12 January 2010

All Round Cycle Chic

Copenhagen Winter Cycling Clothes
Let it snow. It doesn't stop the bicycles and, more importantly, it doesn't stop the cycle chic.
Winter Music
Your own personal soundtrack to accompany the ballet of human-powered transport is a must.
One and Two
Quite possibly the loveliest way to be overtaken whilst commuting. Two girlfriends enjoying a lively natter moving past you on their bicycles. Even if you don't know them and will never see them again, this is one of the brilliant aspects of urban cycling - the human factor. The close promixity to your fellow citizens, the sound of human conversation. You cycle through the city and, in thanks, the city reaches out and embraces you.
Brian Holm and Jesper Worre
I went for a bike ride the other day with a number of people. Among them were two former professional cyclists. Brian Holm, who lives down the street from here, and Jesper Worre, who is now head of the Danish Cycle Union and who runs the sports side of cycling in this country. Brian was looking all Copenhagen dapper and riding a beat up old Kronan. A bike that compliments the family's workhorse Nihola cargo bike. A far cry from the feathery-light bikes he used to race but perfect for Style Over Speed Cycle Chic.
Winter Rush Hour
And finally, a quick glance as some bicycle traffic. Wave after wave roll through the city.


Anonymous said...

Dry eyes? Bigger biking-concerns are hard to imagine. I practically get my eyeballs sucked out of their sockets, just by looking at a bike. Or perhaps looking at the creature straddling that ugly contraption, but anyway, hell, yes, no matter what's the reason, all of biking Copenhagen know of THAT pestilent affliction.

Dry eyes... Please tell us, is there a remedy?

Oh, I see you've posted a link! Thanks!


Matt said...

Why doesn't anyone wear a helmet?

Mikael said...

The Bicycle Helmet Research Foundation

That's why.

Hans said...

For some reason I often find it quite entertaining to ride my bike in the snow.

Sigrid said...

Riding with Brian Holm ~ very cool.

kfg said...

Matt, why do you ask THAT question, rather than the obvious one:

WHY wear a helmet?

Not wearing something is the null hypothesis and the wearing of something the hypothesis that requires a justification.

Why don't you wear a Davey Crockett hat or a ruff?

You see? The immediate and instinctive reaction is something along the lines of "That's stupid. Why the hell WOULD I?"

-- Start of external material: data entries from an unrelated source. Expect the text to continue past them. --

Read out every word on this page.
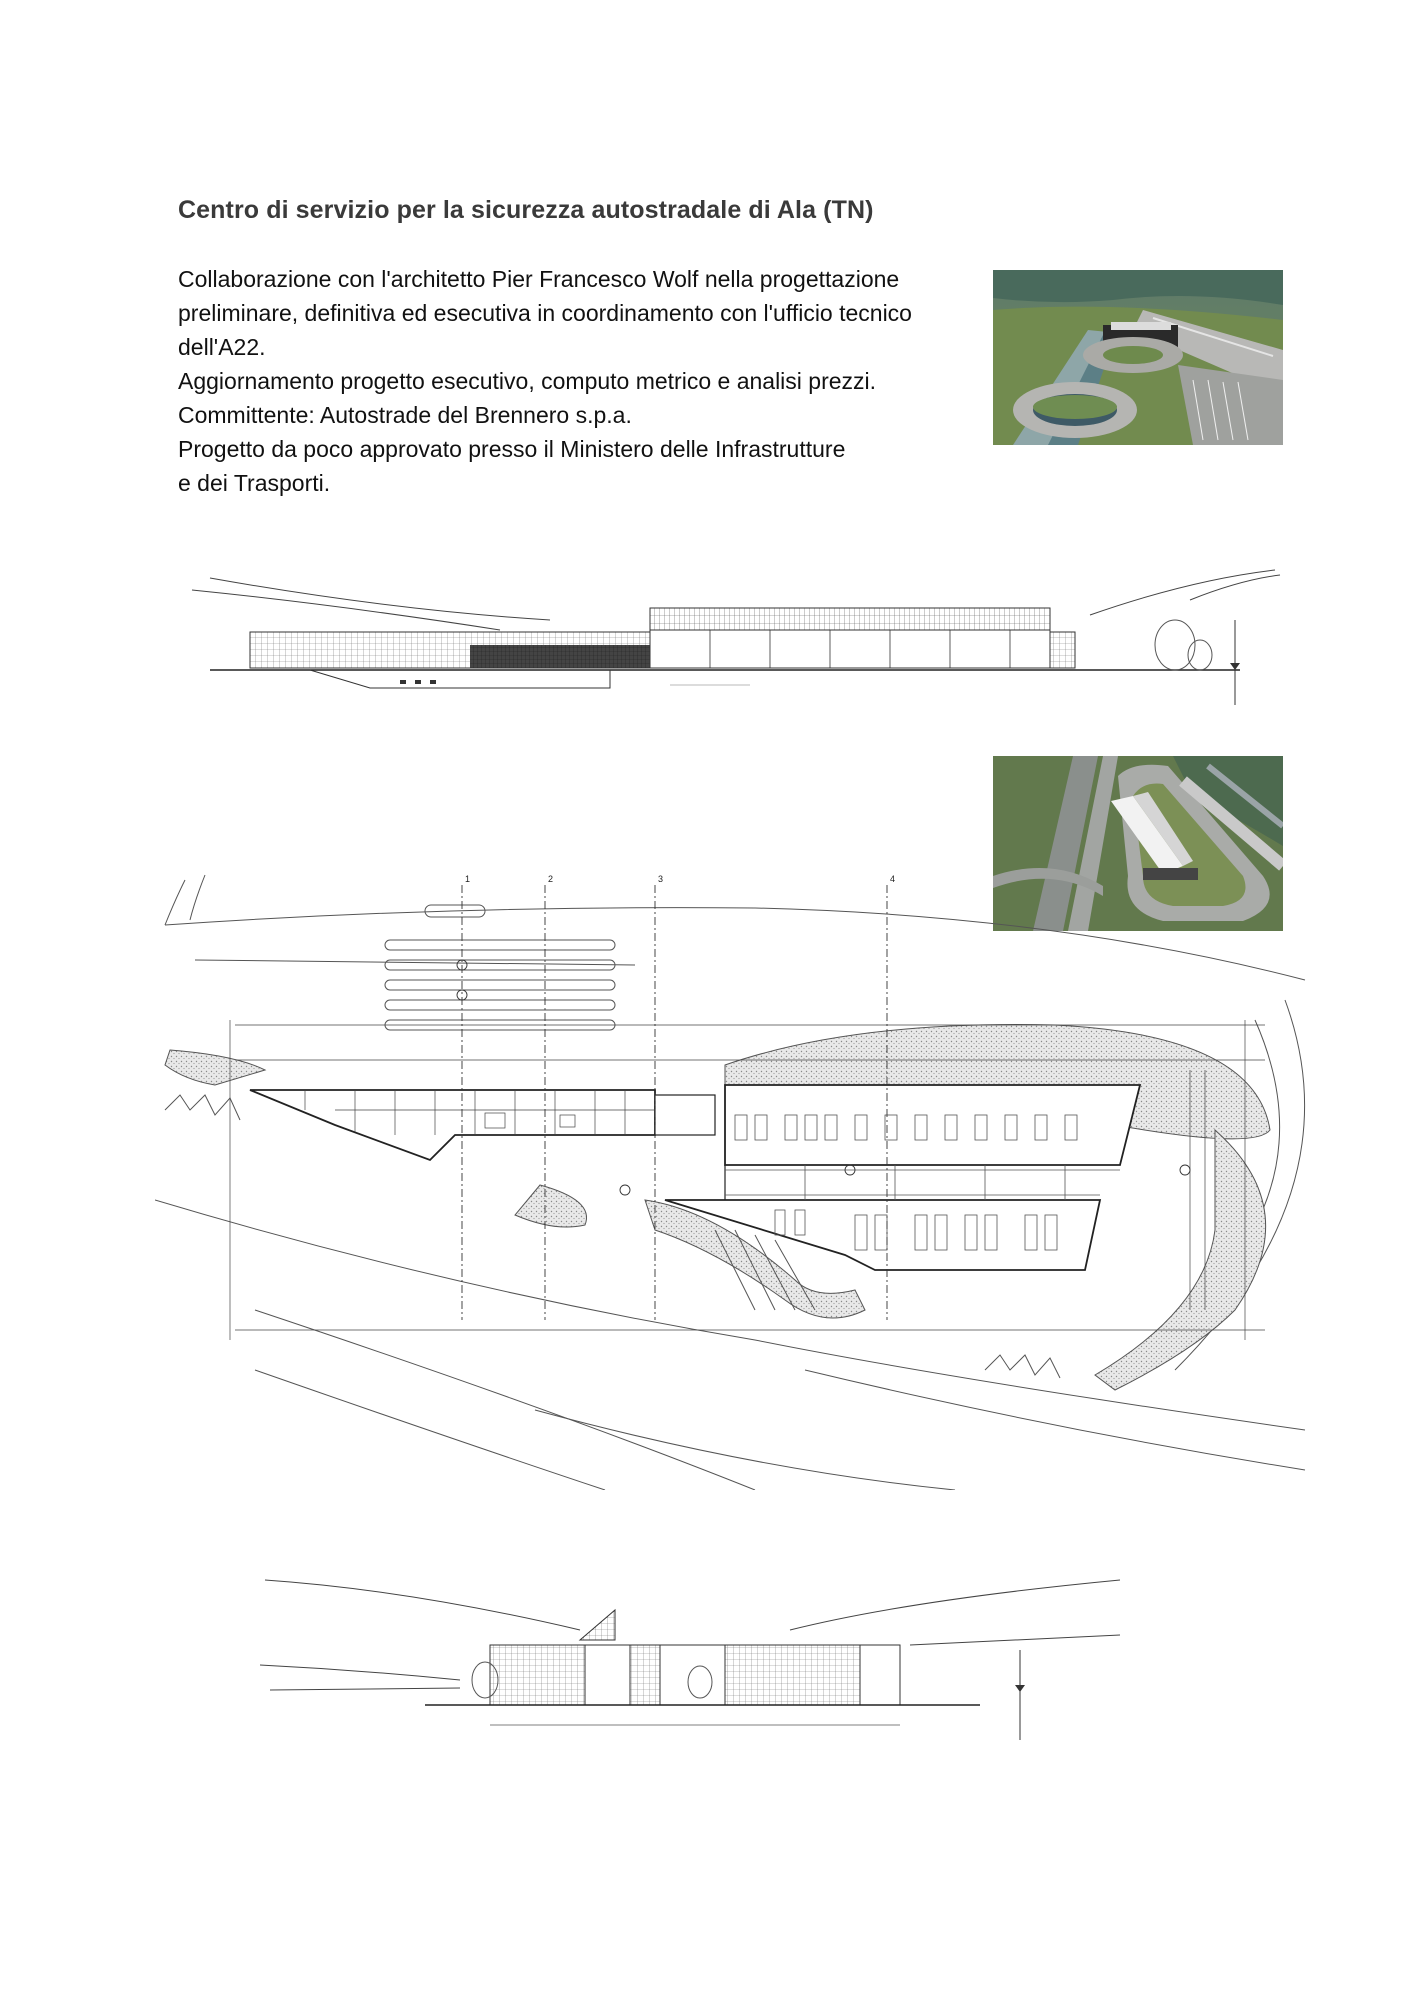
Centro di servizio per la sicurezza autostradale di Ala (TN)

Collaborazione con l'architetto Pier Francesco Wolf nella progettazione

preliminare, definitiva ed esecutiva in coordinamento con l'ufficio tecnico

dell'A22.

Aggiornamento progetto esecutivo, computo metrico e analisi prezzi.

Committente: Autostrade del Brennero s.p.a.

Progetto da poco approvato presso il Ministero delle Infrastrutture

e dei Trasporti.

1	2	3	4
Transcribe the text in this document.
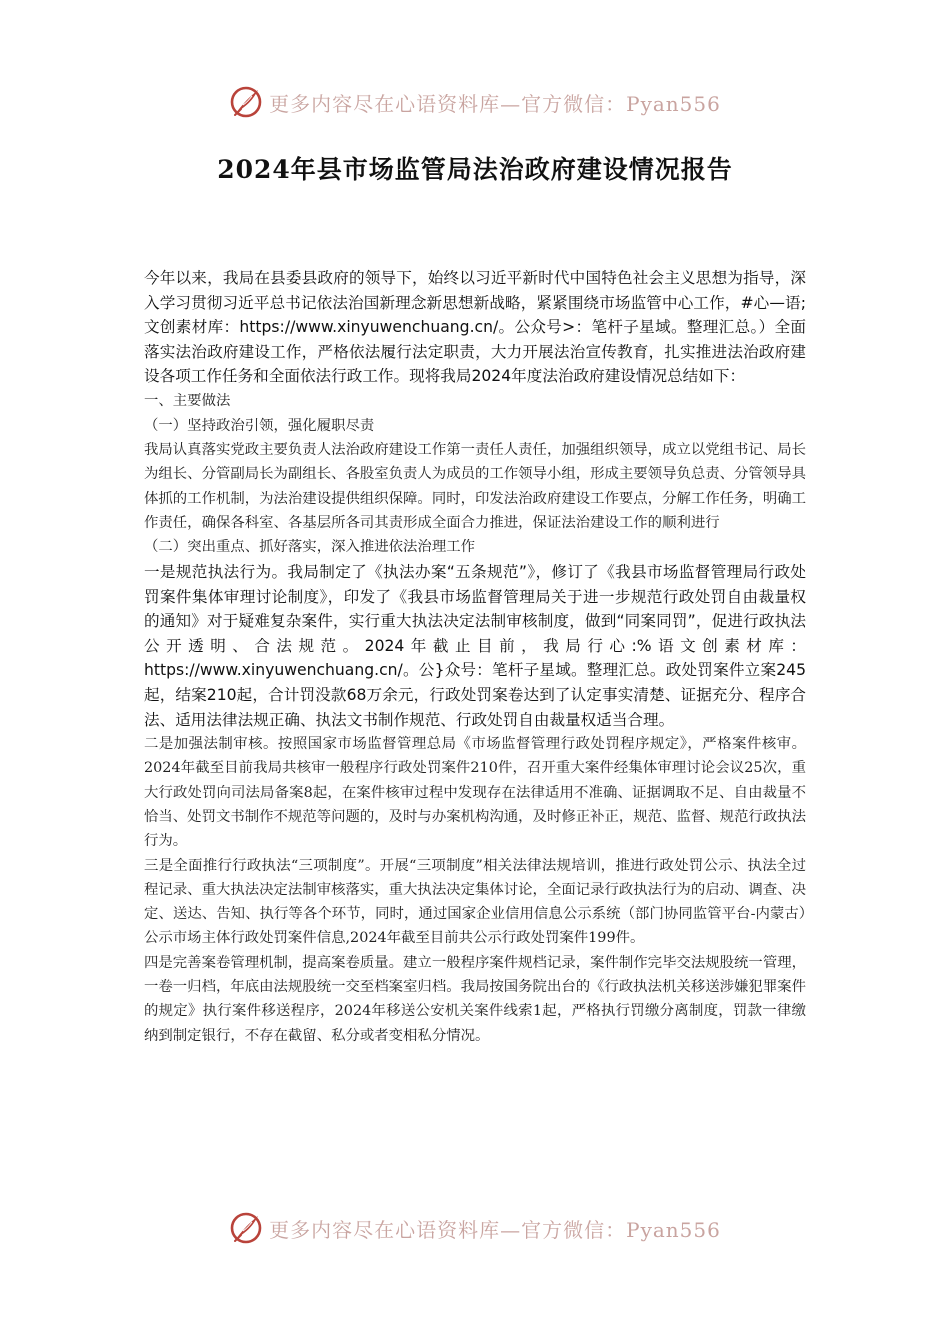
更多内容尽在心语资料库—官方微信：Pyan556
2024年县市场监管局法治政府建设情况报告

今年以来，我局在县委县政府的领导下，始终以习近平新时代中国特色社会主义思想为指导，深入学习贯彻习近平总书记依法治国新理念新思想新战略，紧紧围绕市场监管中心工作，#心—语;文创素材库：https://www.xinyuwenchuang.cn/。公众号>：笔杆子星域。整理汇总。）全面落实法治政府建设工作，严格依法履行法定职责，大力开展法治宣传教育，扎实推进法治政府建设各项工作任务和全面依法行政工作。现将我局2024年度法治政府建设情况总结如下：

一、主要做法

（一）坚持政治引领，强化履职尽责

我局认真落实党政主要负责人法治政府建设工作第一责任人责任，加强组织领导，成立以党组书记、局长为组长、分管副局长为副组长、各股室负责人为成员的工作领导小组，形成主要领导负总责、分管领导具体抓的工作机制，为法治建设提供组织保障。同时，印发法治政府建设工作要点，分解工作任务，明确工作责任，确保各科室、各基层所各司其责形成全面合力推进，保证法治建设工作的顺利进行

（二）突出重点、抓好落实，深入推进依法治理工作

一是规范执法行为。我局制定了《执法办案“五条规范”》，修订了《我县市场监督管理局行政处罚案件集体审理讨论制度》，印发了《我县市场监督管理局关于进一步规范行政处罚自由裁量权的通知》对于疑难复杂案件，实行重大执法决定法制审核制度，做到“同案同罚”，促进行政执法公开透明、合法规范。2024年截止目前，我局行心:%语文创素材库：https://www.xinyuwenchuang.cn/。公}众号：笔杆子星域。整理汇总。政处罚案件立案245起，结案210起，合计罚没款68万余元，行政处罚案卷达到了认定事实清楚、证据充分、程序合法、适用法律法规正确、执法文书制作规范、行政处罚自由裁量权适当合理。

二是加强法制审核。按照国家市场监督管理总局《市场监督管理行政处罚程序规定》，严格案件核审。2024年截至目前我局共核审一般程序行政处罚案件210件，召开重大案件经集体审理讨论会议25次，重大行政处罚向司法局备案8起，在案件核审过程中发现存在法律适用不准确、证据调取不足、自由裁量不恰当、处罚文书制作不规范等问题的，及时与办案机构沟通，及时修正补正，规范、监督、规范行政执法行为。

三是全面推行行政执法“三项制度”。开展“三项制度”相关法律法规培训，推进行政处罚公示、执法全过程记录、重大执法决定法制审核落实，重大执法决定集体讨论，全面记录行政执法行为的启动、调查、决定、送达、告知、执行等各个环节，同时，通过国家企业信用信息公示系统（部门协同监管平台-内蒙古）公示市场主体行政处罚案件信息,2024年截至目前共公示行政处罚案件199件。

四是完善案卷管理机制，提高案卷质量。建立一般程序案件规档记录，案件制作完毕交法规股统一管理，一卷一归档，年底由法规股统一交至档案室归档。我局按国务院出台的《行政执法机关移送涉嫌犯罪案件的规定》执行案件移送程序，2024年移送公安机关案件线索1起，严格执行罚缴分离制度，罚款一律缴纳到制定银行，不存在截留、私分或者变相私分情况。

更多内容尽在心语资料库—官方微信：Pyan556
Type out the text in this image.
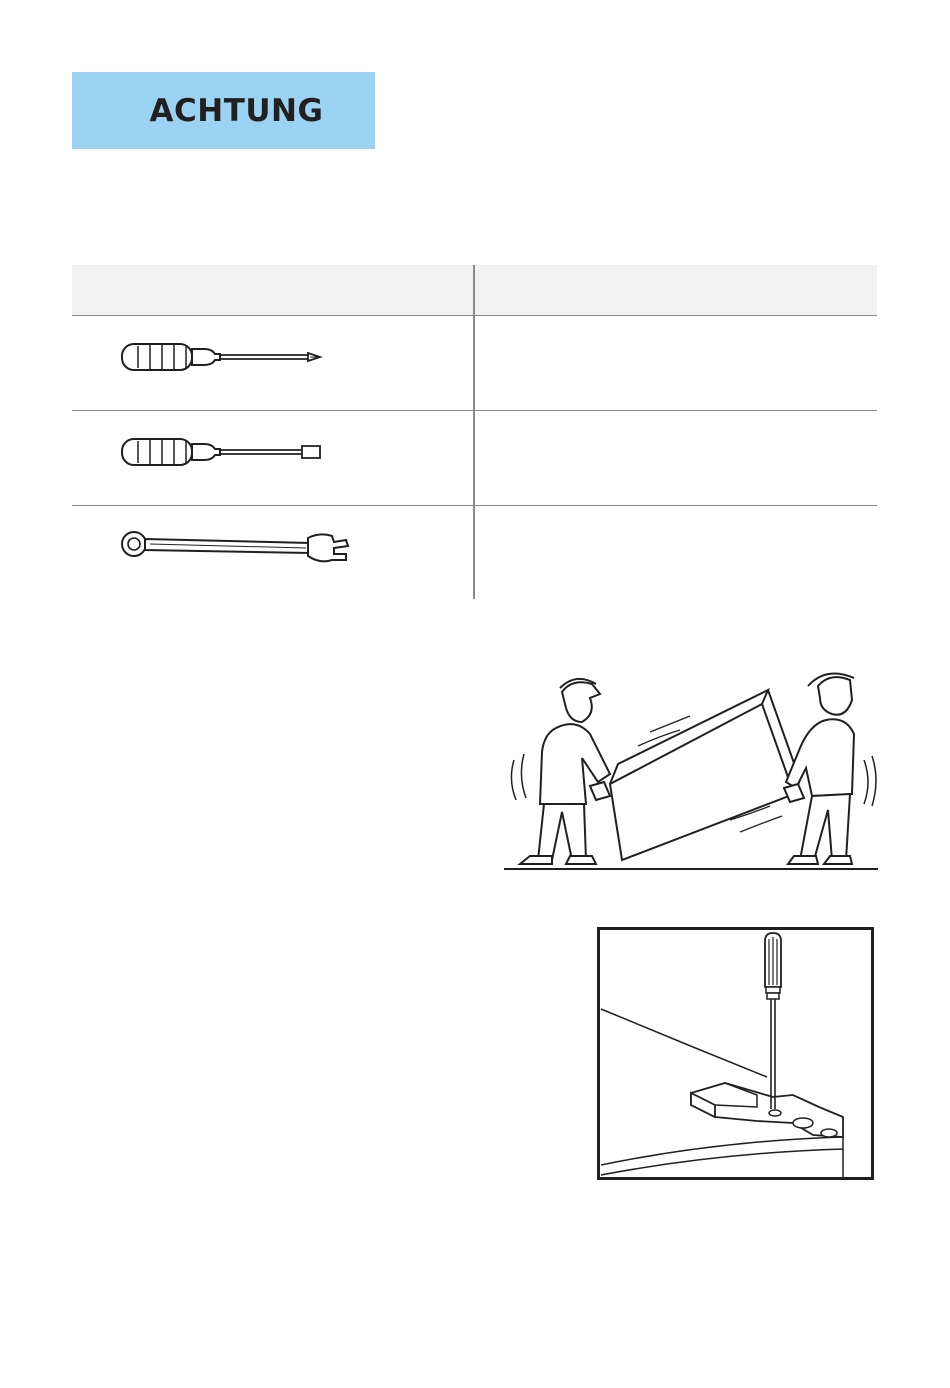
ACHTUNG
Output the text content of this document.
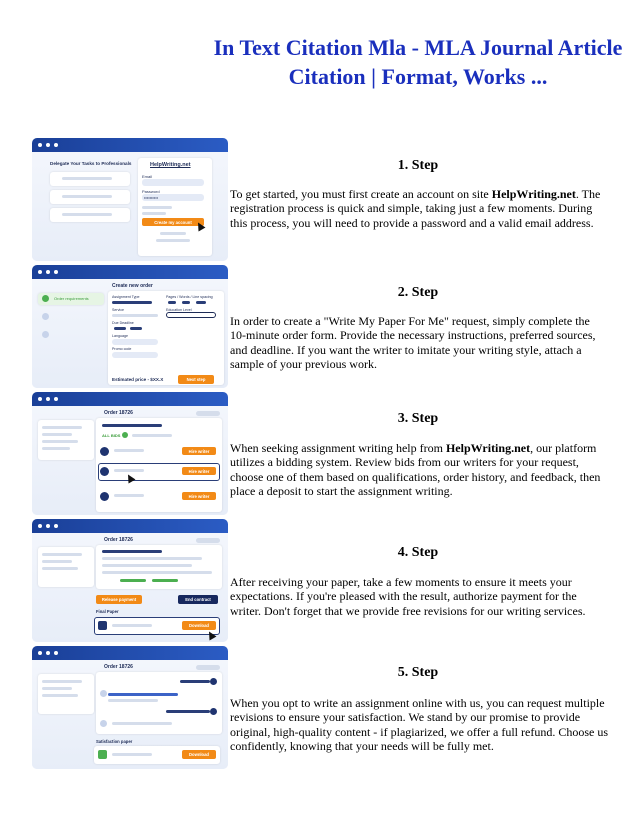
In Text Citation Mla - MLA Journal Article Citation | Format, Works ...
Delegate Your Tasks to Professionals	HelpWriting.net
Email
Password
••••••••••
Create my account
1. Step

To get started, you must first create an account on site HelpWriting.net. The registration process is quick and simple, taking just a few moments. During this process, you will need to provide a password and a valid email address.

Create new order
Order requirements	Assignment Type	Pages / Words / Line spacing
Service	Education Level
Due Deadline
Language
Promo code
Estimated price - $XX.X	Next step
2. Step

In order to create a "Write My Paper For Me" request, simply complete the 10-minute order form. Provide the necessary instructions, preferred sources, and deadline. If you want the writer to imitate your writing style, attach a sample of your previous work.

Order 18726
ALL BIDS
Hire writer
Hire writer
Hire writer
3. Step

When seeking assignment writing help from HelpWriting.net, our platform utilizes a bidding system. Review bids from our writers for your request, choose one of them based on qualifications, order history, and feedback, then place a deposit to start the assignment writing.

Order 18726
Release payment	End contract
Final Paper
Download
4. Step

After receiving your paper, take a few moments to ensure it meets your expectations. If you're pleased with the result, authorize payment for the writer. Don't forget that we provide free revisions for our writing services.

Order 18726
Satisfaction paper
Download
5. Step

When you opt to write an assignment online with us, you can request multiple revisions to ensure your satisfaction. We stand by our promise to provide original, high-quality content - if plagiarized, we offer a full refund. Choose us confidently, knowing that your needs will be fully met.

And yet there was a time and place where people of a certain class wouldn't have dreamed of going out in public without a ruff to protect their neck and themselves from ridicule.

Fashion is a funny business and one should be wary of it.

kfg said...

Mikael, it has always puzzled me why American racers as a rule refuse to ride anything but a race bike for everything; and a good one at that.

Mario Andretti didn't drive a Lotus 78 out to the shops. He drove a pickup or some such, a sensible vehicle for the task at hand. He didn't wear a helmet while doing so, nor even Nomex undies, even though he had been burned himself. His racing pals didn't razz him for the practice or anything, it's what they did too.

Riding racing equipment when you aren't racing accomplishes nothing but chewing up the ever more expensive bits for nothing.

Mark from California said...

I thought going for a "bike ride" was something "you apparently do in Emerging Bicycle Cultures." :)

Sorry but that line from the San Francisco story always bothered me.

Mikael said...

good point, kfg.

mark; while i'm pleased that something i wrote has stuck with you for so long, i'm sorry if it bothered you.

it was meant as a joke.

Mark from California said...

No worries. It just seemed like an odd comment from someone who loves bicycles. But I see your point that even most of the people who use bikes for utilitarian purposes in the US were sport or recreational cyclists first.

BTW - Eric Zo is an old friend of mine that I have not seen in years and it was great to see the two of you in some of the photos.